Global meat prices offer mixed picture
The gauge for world food prices went up in January, largely catalysed by supply-side constraints for vegetable oils, the Food and Agriculture Organization of the United Nations (FAO) reported. The FAO Food Price Index averaged 135.7 points in January, 1.1 percent higher than in December.
The FAO Vegetable Oils Price Index led the rebound in January, increasing by 4.2 percent month-on-month and reversing its December decline to reach an all-time high. Quotations for all major oils rose, also supported by rising crude oil prices. Palm oil prices were largely underpinned by concerns over a possible reduction in export availabilities from Indonesia, the world’s leading exporter, while soy oil prices were supported by robust import purchases, particularly from India, rapeseed oil prices were pushed up by lingering supply tightness, and sunflower seed oil quotations were impacted by supply tightness and surging global import demand.
The FAO Dairy Price Index increased by 2.4 percent, its fifth consecutive monthly rise, with the steepest increases registered for skim milk powder and butter. Reduced export availabilities from Western Europe and below-average expectations for milk production in Oceania in the months ahead contributed to the tightening in global dairy markets, as did processing and transportation delays linked to COVID-19-related labour shortages.
The FAO Cereal Price Index in January increased marginally, by 0.1 percent, from December. Maize export prices rose by 3.8 percent during the month, spurred by worries about persistent drought conditions in South America, while world wheat prices declined by 3.1 percent on the back of large harvests in Australia and Argentina. Lower harvests and steady purchases by Asian buyers led to a 3.1 percent monthly increase in international rice prices.
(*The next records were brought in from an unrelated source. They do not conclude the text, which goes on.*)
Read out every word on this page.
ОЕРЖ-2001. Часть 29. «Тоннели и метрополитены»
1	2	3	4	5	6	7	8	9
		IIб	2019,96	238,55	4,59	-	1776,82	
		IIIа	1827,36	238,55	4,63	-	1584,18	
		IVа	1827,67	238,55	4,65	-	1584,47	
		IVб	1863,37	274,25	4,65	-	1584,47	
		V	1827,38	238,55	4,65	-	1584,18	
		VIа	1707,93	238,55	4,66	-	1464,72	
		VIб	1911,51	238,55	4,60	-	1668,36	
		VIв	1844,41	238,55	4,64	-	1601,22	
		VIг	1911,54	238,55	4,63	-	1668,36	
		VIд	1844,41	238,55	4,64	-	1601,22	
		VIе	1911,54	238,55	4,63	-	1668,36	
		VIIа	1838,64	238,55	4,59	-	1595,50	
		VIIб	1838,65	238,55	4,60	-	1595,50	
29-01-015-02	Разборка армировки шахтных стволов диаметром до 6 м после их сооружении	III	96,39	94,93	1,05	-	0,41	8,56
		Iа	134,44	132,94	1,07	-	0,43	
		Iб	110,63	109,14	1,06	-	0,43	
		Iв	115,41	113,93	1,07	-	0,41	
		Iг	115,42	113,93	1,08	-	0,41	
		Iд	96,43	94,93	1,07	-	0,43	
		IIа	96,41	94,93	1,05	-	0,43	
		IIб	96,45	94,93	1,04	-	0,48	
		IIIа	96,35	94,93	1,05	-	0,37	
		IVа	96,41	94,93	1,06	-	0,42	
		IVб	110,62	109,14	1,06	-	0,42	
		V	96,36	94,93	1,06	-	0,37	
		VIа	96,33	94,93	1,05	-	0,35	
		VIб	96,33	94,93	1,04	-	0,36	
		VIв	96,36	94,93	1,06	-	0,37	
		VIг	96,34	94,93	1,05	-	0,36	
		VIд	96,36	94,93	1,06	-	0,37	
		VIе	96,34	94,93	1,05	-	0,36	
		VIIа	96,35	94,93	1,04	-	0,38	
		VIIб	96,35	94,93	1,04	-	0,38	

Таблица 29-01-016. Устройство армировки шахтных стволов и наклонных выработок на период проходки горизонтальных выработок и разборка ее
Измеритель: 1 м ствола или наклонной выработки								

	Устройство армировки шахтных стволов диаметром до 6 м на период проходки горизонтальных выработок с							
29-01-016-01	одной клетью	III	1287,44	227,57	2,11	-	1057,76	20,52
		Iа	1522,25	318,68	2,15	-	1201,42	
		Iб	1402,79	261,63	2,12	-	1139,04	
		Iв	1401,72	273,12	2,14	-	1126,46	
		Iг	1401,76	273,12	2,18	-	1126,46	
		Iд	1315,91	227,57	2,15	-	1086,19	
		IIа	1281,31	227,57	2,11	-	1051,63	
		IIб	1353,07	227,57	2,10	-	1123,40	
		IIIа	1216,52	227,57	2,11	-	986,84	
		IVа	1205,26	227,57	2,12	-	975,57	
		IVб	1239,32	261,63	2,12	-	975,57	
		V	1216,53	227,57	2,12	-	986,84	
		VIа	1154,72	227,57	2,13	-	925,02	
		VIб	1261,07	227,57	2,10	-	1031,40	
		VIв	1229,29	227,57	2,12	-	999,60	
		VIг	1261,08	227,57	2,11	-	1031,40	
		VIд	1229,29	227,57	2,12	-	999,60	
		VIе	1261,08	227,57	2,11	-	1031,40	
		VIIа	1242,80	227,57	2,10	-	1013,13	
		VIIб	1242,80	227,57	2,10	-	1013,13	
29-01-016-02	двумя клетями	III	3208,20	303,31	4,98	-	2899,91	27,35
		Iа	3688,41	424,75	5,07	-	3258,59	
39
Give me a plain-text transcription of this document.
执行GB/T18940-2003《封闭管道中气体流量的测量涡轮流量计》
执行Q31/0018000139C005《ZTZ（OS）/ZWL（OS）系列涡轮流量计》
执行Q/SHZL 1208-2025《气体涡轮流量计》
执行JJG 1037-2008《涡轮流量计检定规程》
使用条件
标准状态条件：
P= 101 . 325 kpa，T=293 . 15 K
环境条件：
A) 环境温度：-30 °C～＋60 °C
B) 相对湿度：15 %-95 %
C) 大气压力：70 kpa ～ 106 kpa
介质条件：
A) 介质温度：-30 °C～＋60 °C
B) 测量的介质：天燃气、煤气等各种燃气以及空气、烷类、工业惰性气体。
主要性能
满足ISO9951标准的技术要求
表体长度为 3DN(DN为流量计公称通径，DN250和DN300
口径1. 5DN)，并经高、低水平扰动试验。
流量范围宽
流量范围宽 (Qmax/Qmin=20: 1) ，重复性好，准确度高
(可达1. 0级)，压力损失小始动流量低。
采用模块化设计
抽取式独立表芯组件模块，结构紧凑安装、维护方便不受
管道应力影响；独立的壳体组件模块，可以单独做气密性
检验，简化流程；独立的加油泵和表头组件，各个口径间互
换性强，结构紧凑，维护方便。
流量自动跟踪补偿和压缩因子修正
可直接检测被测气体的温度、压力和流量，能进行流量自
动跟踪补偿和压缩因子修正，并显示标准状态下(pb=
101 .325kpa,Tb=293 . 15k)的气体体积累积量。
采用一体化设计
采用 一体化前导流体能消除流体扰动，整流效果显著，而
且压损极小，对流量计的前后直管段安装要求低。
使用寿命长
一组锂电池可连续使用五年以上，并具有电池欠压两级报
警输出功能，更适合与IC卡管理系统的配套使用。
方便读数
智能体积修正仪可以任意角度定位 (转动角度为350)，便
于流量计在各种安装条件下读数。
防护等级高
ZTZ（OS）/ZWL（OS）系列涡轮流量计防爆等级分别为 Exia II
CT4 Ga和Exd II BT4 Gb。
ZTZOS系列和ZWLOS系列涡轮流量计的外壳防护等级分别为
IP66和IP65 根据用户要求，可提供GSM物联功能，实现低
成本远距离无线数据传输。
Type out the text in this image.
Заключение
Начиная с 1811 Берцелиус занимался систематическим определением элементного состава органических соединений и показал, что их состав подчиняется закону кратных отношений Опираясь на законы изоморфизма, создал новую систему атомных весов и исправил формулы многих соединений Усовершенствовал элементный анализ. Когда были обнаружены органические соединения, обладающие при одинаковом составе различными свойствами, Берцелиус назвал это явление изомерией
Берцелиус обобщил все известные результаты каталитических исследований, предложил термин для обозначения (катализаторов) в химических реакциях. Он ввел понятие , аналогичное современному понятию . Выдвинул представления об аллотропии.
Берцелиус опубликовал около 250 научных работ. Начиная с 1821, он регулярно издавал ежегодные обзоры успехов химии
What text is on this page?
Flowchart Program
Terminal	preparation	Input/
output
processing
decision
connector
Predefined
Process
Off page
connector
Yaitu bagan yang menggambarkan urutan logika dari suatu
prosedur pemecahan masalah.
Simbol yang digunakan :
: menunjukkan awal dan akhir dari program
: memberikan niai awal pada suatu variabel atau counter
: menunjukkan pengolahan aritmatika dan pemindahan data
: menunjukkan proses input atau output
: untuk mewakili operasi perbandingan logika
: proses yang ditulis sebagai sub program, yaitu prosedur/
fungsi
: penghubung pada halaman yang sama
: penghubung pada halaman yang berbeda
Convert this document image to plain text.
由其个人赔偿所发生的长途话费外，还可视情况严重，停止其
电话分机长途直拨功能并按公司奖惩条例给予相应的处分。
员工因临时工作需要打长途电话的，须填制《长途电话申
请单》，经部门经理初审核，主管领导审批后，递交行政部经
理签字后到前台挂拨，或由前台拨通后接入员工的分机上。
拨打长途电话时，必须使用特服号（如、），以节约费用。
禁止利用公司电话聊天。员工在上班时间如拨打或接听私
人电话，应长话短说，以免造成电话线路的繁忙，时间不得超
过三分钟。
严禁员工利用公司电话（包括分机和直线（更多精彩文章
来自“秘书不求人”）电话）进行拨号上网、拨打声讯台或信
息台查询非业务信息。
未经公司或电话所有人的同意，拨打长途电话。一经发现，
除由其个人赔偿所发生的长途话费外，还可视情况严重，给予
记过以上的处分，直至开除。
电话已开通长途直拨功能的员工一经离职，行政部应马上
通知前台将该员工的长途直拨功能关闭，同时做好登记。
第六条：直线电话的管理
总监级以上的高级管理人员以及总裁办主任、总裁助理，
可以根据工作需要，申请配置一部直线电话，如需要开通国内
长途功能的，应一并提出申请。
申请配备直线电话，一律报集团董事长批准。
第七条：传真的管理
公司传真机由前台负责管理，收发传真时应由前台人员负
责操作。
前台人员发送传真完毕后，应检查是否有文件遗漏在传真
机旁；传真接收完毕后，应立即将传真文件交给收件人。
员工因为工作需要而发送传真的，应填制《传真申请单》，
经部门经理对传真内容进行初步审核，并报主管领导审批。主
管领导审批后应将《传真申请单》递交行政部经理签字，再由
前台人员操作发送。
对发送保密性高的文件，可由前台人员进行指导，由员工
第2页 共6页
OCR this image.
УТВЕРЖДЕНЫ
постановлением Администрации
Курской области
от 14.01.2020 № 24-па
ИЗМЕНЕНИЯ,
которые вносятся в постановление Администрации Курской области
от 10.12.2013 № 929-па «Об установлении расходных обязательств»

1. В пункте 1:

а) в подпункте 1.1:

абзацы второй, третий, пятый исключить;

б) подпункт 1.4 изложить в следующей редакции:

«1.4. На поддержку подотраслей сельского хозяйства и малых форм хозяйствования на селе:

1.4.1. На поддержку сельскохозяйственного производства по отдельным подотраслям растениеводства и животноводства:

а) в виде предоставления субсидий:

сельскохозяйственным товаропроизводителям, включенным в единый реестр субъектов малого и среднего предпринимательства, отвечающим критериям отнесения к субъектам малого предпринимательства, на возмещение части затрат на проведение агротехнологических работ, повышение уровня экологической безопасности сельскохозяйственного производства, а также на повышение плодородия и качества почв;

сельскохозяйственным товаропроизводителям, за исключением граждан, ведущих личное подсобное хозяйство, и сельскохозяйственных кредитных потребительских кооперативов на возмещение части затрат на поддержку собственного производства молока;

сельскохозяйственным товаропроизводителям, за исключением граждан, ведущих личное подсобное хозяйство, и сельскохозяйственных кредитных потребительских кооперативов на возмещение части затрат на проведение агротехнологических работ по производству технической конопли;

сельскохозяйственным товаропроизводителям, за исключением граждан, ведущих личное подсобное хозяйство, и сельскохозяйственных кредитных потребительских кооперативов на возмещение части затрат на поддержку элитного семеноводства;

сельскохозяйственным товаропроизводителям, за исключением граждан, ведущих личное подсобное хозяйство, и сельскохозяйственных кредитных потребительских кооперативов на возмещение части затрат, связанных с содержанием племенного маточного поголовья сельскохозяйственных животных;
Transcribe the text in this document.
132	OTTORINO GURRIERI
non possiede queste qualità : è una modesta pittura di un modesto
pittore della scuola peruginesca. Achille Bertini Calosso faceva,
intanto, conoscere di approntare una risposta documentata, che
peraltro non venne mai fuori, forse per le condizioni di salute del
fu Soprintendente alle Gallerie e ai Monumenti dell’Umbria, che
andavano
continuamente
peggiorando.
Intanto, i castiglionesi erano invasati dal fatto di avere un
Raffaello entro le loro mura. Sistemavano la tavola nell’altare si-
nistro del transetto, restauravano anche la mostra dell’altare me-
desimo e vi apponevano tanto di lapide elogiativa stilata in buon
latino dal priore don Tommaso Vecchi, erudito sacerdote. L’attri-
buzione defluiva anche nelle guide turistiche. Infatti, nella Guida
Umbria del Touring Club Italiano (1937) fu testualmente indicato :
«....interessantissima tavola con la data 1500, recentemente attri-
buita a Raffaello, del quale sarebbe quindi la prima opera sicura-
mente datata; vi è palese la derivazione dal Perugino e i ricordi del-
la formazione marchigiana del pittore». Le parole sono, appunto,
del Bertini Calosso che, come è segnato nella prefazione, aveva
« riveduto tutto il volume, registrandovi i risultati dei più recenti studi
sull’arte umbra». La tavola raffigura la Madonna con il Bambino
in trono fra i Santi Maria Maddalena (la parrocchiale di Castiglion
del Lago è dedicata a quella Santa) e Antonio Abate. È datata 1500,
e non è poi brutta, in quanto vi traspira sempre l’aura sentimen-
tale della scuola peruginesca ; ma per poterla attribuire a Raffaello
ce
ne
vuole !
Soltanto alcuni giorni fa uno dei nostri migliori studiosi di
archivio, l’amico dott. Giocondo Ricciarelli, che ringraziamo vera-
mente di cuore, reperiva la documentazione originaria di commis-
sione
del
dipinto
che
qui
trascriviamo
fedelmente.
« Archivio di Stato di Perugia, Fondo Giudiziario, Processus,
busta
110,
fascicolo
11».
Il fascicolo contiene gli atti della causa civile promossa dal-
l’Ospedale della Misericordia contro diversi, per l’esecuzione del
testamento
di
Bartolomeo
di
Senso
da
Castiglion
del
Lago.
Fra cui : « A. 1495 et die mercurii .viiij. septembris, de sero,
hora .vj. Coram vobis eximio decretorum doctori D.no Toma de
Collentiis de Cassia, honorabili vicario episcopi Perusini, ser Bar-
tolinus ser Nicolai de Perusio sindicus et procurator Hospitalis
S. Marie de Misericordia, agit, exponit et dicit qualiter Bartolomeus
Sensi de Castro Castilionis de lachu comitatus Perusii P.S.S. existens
The FAO Meat Price Index increased slightly in January, with world bovine meat prices reaching a new peak as global import demand exceeded export supplies, while ovine and poultry meat prices softened as exportable supplies outstripped import demand. Pig meat quotations rose slightly, in part due to rising input costs dampening global supply.
The FAO Sugar Price Index was the only subindex to post a decrease in January, down 3.1 percent from the previous month due to favourable production prospects in major exporters India and Thailand, as well as improved rains and lower ethanol prices in Brazil.